The restriction, introduced by the Scottish Government, will apply to drinks with an added caffeine content of more than 150mg/litre – half the amount contained in a litre of Red Bull.
New restrictions on baby food are also being introduced to ensure healthy eating behaviour is instilled at the earliest possible stage. Products will have to contain no added sugar or salt and be unsweetened.
The change is the latest update to the Healthcare Retail Standard, a set of criteria that all retailers in NHS sites in Scotland must adhere to. It aims to increase the amount of healthier food and drinks in shops in NHS buildings, with tighter rules around what can be promoted.
The ban on energy drinks will be matched by all NHS-run catering sites. The Scottish Government is to consult soon on restricting the sale of energy drinks to those aged under 16. Most major supermarkets and retailers have already introduced voluntary bans to stop selling the drinks to young people.
Public health minister Joe FitzPatrick said: “The Healthcare Retail Standard (HRS) supports healthier eating across the NHS estate and it is right that our hospitals show a lead in providing food and drink which is health promoting. The HRS ensures that at least 50 per cent of food and 70 per cent of drinks on sale are healthier options. “This supports the Scottish Government’s strategy of working to improve Scotland’s diet and tackle health inequalities.”
Barbara Crowther, co-ordinator of the Children’s Food Campaign, which has lobbied for a blanket ban on energy drink sales to children, said: “We welcome the Scottish Government ban on sales of energy drinks to under-16s in hospital shops and NHS catering outlets. It is absolutely right that products which are labelled ‘not suitable for children’ are not sold to under-16s.
“There is plenty of evidence of the health and behavioural problems associated with heavy consumption of high caffeine energy drinks by children – from obesity to tooth decay, and hyperactivity or aggression to energy crashes and slumps. So why just do this on NHS sites, why not ban their sale to children everywhere?”
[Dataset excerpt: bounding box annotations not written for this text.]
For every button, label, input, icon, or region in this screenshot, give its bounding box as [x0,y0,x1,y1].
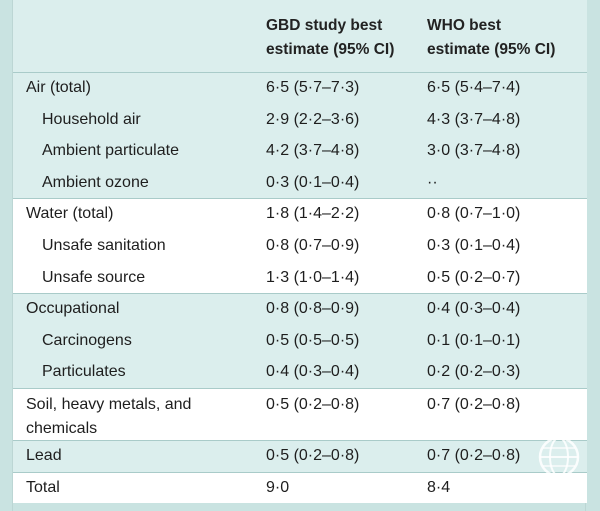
gbd-estimate-cell: 0·5 (0·2–0·8) [266,396,360,413]
table-row: Unsafe source 1·3 (1·0–1·4) 0·5 (0·2–0·7) [13,262,587,294]
table-row: Household air 2·9 (2·2–3·6) 4·3 (3·7–4·8) [13,104,587,136]
table-row: Lead 0·5 (0·2–0·8) 0·7 (0·2–0·8) [13,440,587,472]
row-group: Occupational 0·8 (0·8–0·9) 0·4 (0·3–0·4) Ca… [13,293,587,388]
table-row: Ambient ozone 0·3 (0·1–0·4) ·· [13,167,587,199]
gbd-column-header: GBD study best estimate (95% CI) [266,14,394,62]
row-sublabel: Ambient ozone [42,173,149,191]
who-estimate-cell: 8·4 [427,478,451,496]
row-label: Total [26,478,60,496]
row-sublabel: Unsafe sanitation [42,236,166,254]
row-label: Lead [26,447,62,464]
who-estimate-cell: ·· [427,173,438,191]
table-row: Ambient particulate 4·2 (3·7–4·8) 3·0 (3·7… [13,135,587,167]
who-estimate-cell: 6·5 (5·4–7·4) [427,79,521,96]
gbd-estimate-cell: 1·8 (1·4–2·2) [266,205,360,223]
gbd-estimate-cell: 4·2 (3·7–4·8) [266,142,360,160]
row-divider [13,293,587,295]
gbd-estimate-cell: 0·5 (0·5–0·5) [266,331,360,349]
gbd-estimate-cell: 1·3 (1·0–1·4) [266,268,360,286]
gbd-header-line2: estimate (95% CI) [266,41,395,58]
row-label: Occupational [26,300,120,318]
table-row: Carcinogens 0·5 (0·5–0·5) 0·1 (0·1–0·1) [13,325,587,357]
gbd-header-line1: GBD study best [266,17,383,34]
who-estimate-cell: 0·8 (0·7–1·0) [427,205,521,223]
who-estimate-cell: 0·7 (0·2–0·8) [427,396,521,413]
row-group: Total 9·0 8·4 [13,471,587,504]
table-row: Unsafe sanitation 0·8 (0·7–0·9) 0·3 (0·1–0… [13,230,587,262]
row-label: Air (total) [26,79,91,96]
row-divider [13,471,587,473]
row-group: Lead 0·5 (0·2–0·8) 0·7 (0·2–0·8) [13,440,587,472]
who-estimate-cell: 4·3 (3·7–4·8) [427,110,521,128]
table-row: Air (total) 6·5 (5·7–7·3) 6·5 (5·4–7·4) [13,72,587,104]
who-estimate-cell: 0·3 (0·1–0·4) [427,236,521,254]
gbd-estimate-cell: 2·9 (2·2–3·6) [266,110,360,128]
gbd-estimate-cell: 0·8 (0·7–0·9) [266,236,360,254]
table-header: GBD study best estimate (95% CI) WHO bes… [13,0,587,72]
who-estimate-cell: 0·1 (0·1–0·1) [427,331,521,349]
who-estimate-cell: 0·2 (0·2–0·3) [427,363,521,381]
table-frame: GBD study best estimate (95% CI) WHO bes… [12,0,587,511]
row-label: Water (total) [26,205,114,223]
who-header-line2: estimate (95% CI) [427,41,556,58]
gbd-estimate-cell: 9·0 [266,478,290,496]
row-divider [13,440,587,441]
row-sublabel: Unsafe source [42,268,146,286]
table-row: Total 9·0 8·4 [13,472,587,504]
gbd-estimate-cell: 0·8 (0·8–0·9) [266,300,360,318]
row-group: Air (total) 6·5 (5·7–7·3) 6·5 (5·4–7·4) Hou… [13,72,587,199]
table-row: Soil, heavy metals, and chemicals 0·5 (0·… [13,388,587,440]
who-estimate-cell: 3·0 (3·7–4·8) [427,142,521,160]
table-row: Water (total) 1·8 (1·4–2·2) 0·8 (0·7–1·0) [13,198,587,230]
who-estimate-cell: 0·5 (0·2–0·7) [427,268,521,286]
row-divider [13,198,587,200]
row-group: Soil, heavy metals, and chemicals 0·5 (0·… [13,388,587,440]
row-sublabel: Household air [42,110,141,128]
row-sublabel: Ambient particulate [42,142,179,160]
gbd-estimate-cell: 0·3 (0·1–0·4) [266,173,360,191]
gbd-estimate-cell: 0·5 (0·2–0·8) [266,447,360,464]
table-row: Particulates 0·4 (0·3–0·4) 0·2 (0·2–0·3) [13,356,587,388]
globe-watermark-icon [538,436,580,478]
who-header-line1: WHO best [427,17,502,34]
who-estimate-cell: 0·7 (0·2–0·8) [427,447,521,464]
row-sublabel: Carcinogens [42,331,132,349]
row-group: Water (total) 1·8 (1·4–2·2) 0·8 (0·7–1·0) U… [13,198,587,294]
row-label: Soil, heavy metals, and chemicals [26,396,192,437]
row-divider [13,72,587,73]
gbd-estimate-cell: 6·5 (5·7–7·3) [266,79,360,96]
table-row: Occupational 0·8 (0·8–0·9) 0·4 (0·3–0·4) [13,293,587,325]
who-estimate-cell: 0·4 (0·3–0·4) [427,300,521,318]
who-column-header: WHO best estimate (95% CI) [427,14,555,62]
row-sublabel: Particulates [42,363,126,381]
gbd-estimate-cell: 0·4 (0·3–0·4) [266,363,360,381]
row-divider [13,388,587,389]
She added: “Many large retailers have already implemented policies not to sell energy drinks to under-16s and it’s time for governments to make this a universal policy applicable to every type of shop, café and vending machine. These drinks are not for children.”
Last week, soft drinks firm AG Barr said it was launching a new Irn-Bru energy drink in the summer, which will contain 320mg of caffeine per litre – describing the sector as a “fast-growing, exciting” market. According to the British Soft Drinks Association, a typical cup of filter coffee contains 450mg of caffeine per litre.